PMMA/PDDA nanoparticles coated three different substrates by two different procedures: (1) spin-coating; (2) casting followed by drying of the casted dispersions. Macroscopically homogeneous films without cracks coated the hydrophilic substrates such as silicon wafers or glass coverslips. On hydrophobic substrates such as polystyrene surfaces, the coatings showed cracks after drying. The most homogeneous coatings occurred at the highest relative contents of PDDA:PMMA. Upon lowering PDDA contents in the NPs, the NPs accumulated at the periphery of the droplets casted on the substrates.

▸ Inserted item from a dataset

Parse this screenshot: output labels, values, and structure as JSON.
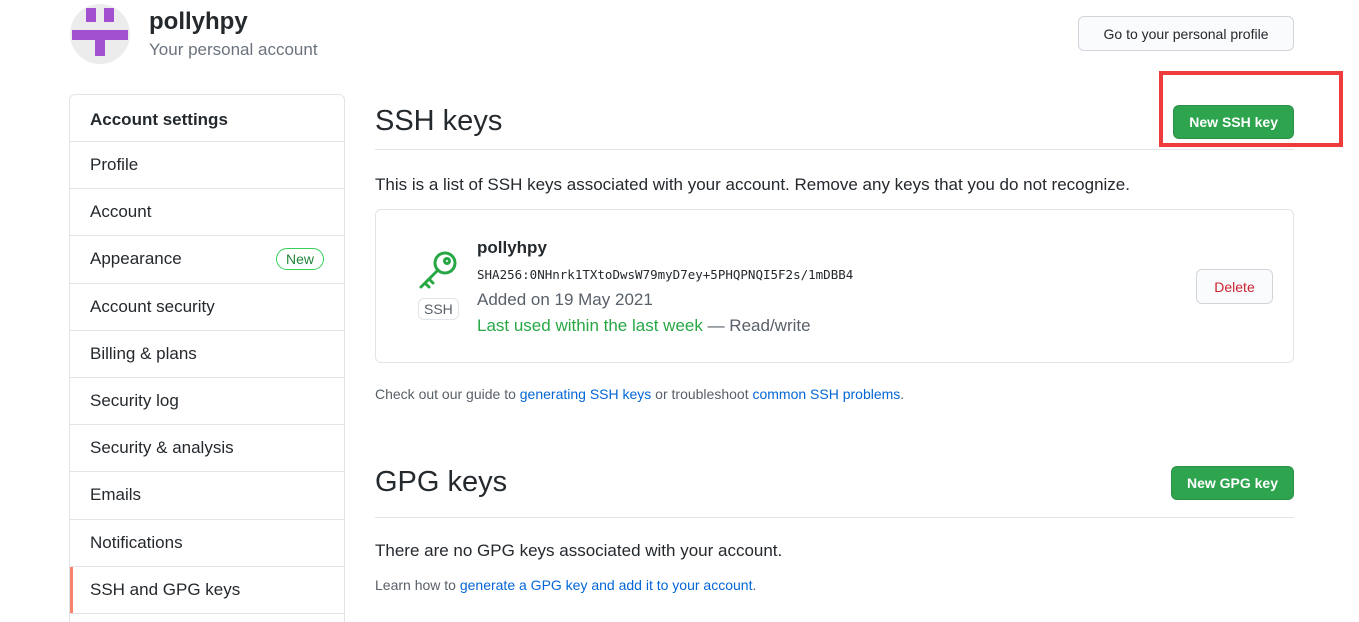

This was due to the coffee ring effect, since the more hydrophobic NPs followed the capillary flow to the periphery of the droplet. The contact angles for the coatings showed a clear dependence of wettability on the PDDA content of the NPs. The higher the PDDA content, the lower the contact angle and the better the adhesion to oppositely charged hydrophilic substrates. Comparing films obtained by spin-coating with those obtained by casting of the NPs onto the substrates showed that spin-coated coatings had larger contact angles than coatings obtained by casting, suggesting that some PDDA molecules might have migrated to the silicon wafer–water interface hiding from the film surface and therefore becoming somewhat unavailable to kill bacteria at the film surface. There was a remarkable microbicide activity due to 0.8–1.0 mg of PDDA distributed in the coatings: after 1 h interaction with bacteria, their viability decreased by approximately 7 to 8 logs as tested against E. coli or S. aureus cells. This was possibly due to the more hydrophobic nature of PDDA in comparison with other hydrophilic cationic polymers.

CTAB, DODAB, or lecithin as additional stabilizers for the PMMA/PDDA NPs synthesis substantially improved conversion of MMA into PMMA. These ternary systems were stable and maintained their macroscopic and microscopic physical characteristics with time (checked for 4 months). The use of these ternary systems as microbicides still needs systematic evaluation.